Transformer Circuits Can Realize Clustering Algorithms

Kenneth Clarkson ⋅ Lior Horesh ⋅ Takuya Ito ⋅ Charlotte Park ⋅ Parikshit Ram

Project Page

Abstract

Although transformers are most commonly optimized as statistical sequence models, it is unclear to what extent they can implement and learn exact algorithmic computations. Here, we specify a transformer implementation from first principles that executes a fundamental and widely used method for $k$-means clustering: Lloyd's algorithm. We theoretically prove and empirically demonstrate that this implementation of a transformer architecture, which we term the _$k$-means transformer_, exactly implements Lloyd's algorithm for $k$-means clustering using the standard circuit mechanisms of modern transformers: attention block, residual connections, and feed-forward block.
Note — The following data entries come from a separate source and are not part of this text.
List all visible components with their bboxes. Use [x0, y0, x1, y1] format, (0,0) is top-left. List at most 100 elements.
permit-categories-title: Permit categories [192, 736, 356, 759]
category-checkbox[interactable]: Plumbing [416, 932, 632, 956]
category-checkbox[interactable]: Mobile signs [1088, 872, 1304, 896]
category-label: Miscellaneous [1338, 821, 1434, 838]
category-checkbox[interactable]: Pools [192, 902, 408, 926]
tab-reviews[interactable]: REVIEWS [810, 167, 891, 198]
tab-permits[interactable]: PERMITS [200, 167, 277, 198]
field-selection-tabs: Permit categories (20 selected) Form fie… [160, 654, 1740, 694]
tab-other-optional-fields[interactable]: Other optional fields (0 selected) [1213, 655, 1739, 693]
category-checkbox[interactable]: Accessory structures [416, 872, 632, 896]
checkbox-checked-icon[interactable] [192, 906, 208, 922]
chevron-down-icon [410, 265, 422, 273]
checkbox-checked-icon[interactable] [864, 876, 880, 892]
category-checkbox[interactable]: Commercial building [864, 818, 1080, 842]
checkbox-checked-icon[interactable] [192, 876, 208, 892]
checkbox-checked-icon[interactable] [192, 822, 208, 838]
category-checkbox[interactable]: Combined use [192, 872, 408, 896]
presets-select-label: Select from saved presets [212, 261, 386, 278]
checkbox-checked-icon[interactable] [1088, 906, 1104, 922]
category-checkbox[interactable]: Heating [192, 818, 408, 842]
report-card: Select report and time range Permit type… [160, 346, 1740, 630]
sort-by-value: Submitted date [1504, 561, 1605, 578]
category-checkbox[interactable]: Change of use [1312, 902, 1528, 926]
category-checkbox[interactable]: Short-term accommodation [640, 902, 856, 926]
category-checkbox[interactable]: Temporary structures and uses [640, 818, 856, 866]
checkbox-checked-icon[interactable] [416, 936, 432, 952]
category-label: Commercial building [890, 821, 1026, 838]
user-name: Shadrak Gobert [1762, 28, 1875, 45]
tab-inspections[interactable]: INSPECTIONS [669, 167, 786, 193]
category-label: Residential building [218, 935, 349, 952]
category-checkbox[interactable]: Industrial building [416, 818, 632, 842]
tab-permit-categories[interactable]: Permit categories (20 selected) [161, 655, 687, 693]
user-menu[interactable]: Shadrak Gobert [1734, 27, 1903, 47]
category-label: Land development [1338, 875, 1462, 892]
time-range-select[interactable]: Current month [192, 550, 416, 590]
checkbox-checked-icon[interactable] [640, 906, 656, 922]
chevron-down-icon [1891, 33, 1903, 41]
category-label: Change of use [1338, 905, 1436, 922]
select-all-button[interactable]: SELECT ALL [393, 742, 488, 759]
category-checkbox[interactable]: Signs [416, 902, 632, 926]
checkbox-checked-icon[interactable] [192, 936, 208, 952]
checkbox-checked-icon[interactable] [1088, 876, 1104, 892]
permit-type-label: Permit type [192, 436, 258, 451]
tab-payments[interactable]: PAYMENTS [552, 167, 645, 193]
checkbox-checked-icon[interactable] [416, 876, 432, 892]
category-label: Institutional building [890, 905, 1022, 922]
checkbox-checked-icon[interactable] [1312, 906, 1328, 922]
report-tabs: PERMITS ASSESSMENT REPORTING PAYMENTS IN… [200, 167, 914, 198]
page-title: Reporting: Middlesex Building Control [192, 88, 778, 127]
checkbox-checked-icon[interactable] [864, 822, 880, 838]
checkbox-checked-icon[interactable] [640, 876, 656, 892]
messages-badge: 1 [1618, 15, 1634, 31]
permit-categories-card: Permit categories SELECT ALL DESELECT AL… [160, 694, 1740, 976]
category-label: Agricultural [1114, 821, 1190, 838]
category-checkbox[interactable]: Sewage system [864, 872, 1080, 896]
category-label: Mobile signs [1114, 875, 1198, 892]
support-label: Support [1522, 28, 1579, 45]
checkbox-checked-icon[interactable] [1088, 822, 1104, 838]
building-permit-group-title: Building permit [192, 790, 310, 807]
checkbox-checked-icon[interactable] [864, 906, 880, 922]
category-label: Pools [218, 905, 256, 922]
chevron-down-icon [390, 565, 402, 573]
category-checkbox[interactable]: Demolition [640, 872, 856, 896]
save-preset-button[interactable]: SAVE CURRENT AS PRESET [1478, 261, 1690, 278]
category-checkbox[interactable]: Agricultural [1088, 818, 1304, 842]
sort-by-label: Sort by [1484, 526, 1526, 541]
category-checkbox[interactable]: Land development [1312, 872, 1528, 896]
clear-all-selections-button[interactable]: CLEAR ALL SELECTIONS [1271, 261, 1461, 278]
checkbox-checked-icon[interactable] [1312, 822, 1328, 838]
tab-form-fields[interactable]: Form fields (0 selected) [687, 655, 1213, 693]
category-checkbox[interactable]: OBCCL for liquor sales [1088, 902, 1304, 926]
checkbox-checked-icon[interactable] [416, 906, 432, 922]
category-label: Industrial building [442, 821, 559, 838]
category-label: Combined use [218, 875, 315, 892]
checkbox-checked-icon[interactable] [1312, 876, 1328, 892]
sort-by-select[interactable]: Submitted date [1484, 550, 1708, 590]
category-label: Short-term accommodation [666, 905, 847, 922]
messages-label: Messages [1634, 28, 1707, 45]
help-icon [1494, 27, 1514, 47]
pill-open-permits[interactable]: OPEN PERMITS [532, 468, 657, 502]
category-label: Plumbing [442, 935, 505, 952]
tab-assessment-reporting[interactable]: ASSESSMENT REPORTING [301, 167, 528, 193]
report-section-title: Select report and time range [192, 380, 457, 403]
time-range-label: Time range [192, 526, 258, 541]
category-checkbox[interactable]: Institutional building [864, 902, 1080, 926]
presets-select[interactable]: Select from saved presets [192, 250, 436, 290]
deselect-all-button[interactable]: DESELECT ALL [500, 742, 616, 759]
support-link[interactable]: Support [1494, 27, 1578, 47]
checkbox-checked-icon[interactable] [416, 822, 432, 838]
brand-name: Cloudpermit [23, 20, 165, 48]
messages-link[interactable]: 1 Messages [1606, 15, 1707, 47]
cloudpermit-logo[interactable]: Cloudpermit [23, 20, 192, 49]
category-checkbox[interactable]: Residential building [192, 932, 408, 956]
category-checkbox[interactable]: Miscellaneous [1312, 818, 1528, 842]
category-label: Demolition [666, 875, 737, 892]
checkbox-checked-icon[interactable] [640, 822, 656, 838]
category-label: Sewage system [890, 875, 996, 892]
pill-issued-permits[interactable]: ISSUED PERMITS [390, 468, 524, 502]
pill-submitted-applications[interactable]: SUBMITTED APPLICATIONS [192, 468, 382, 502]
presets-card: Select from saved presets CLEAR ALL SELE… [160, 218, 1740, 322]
In learning experiments, we find that training this base architecture on $k$-means clustering yields a generalizable clustering algorithm that surpasses Lloyd's algorithm in terms of clustering quality. Finally, we demonstrate that interpretable alterations (e.g., inclusion of layer normalizations) to this architecture yields diverse and novel variants of clustering algorithms, including soft $k$-means, spherical $k$-means, trimmed $k$-means. Overall, our results show that transformer circuit mechanisms can instantiate exact algorithmic routines for clustering, while simultaneously providing an effective learnable model.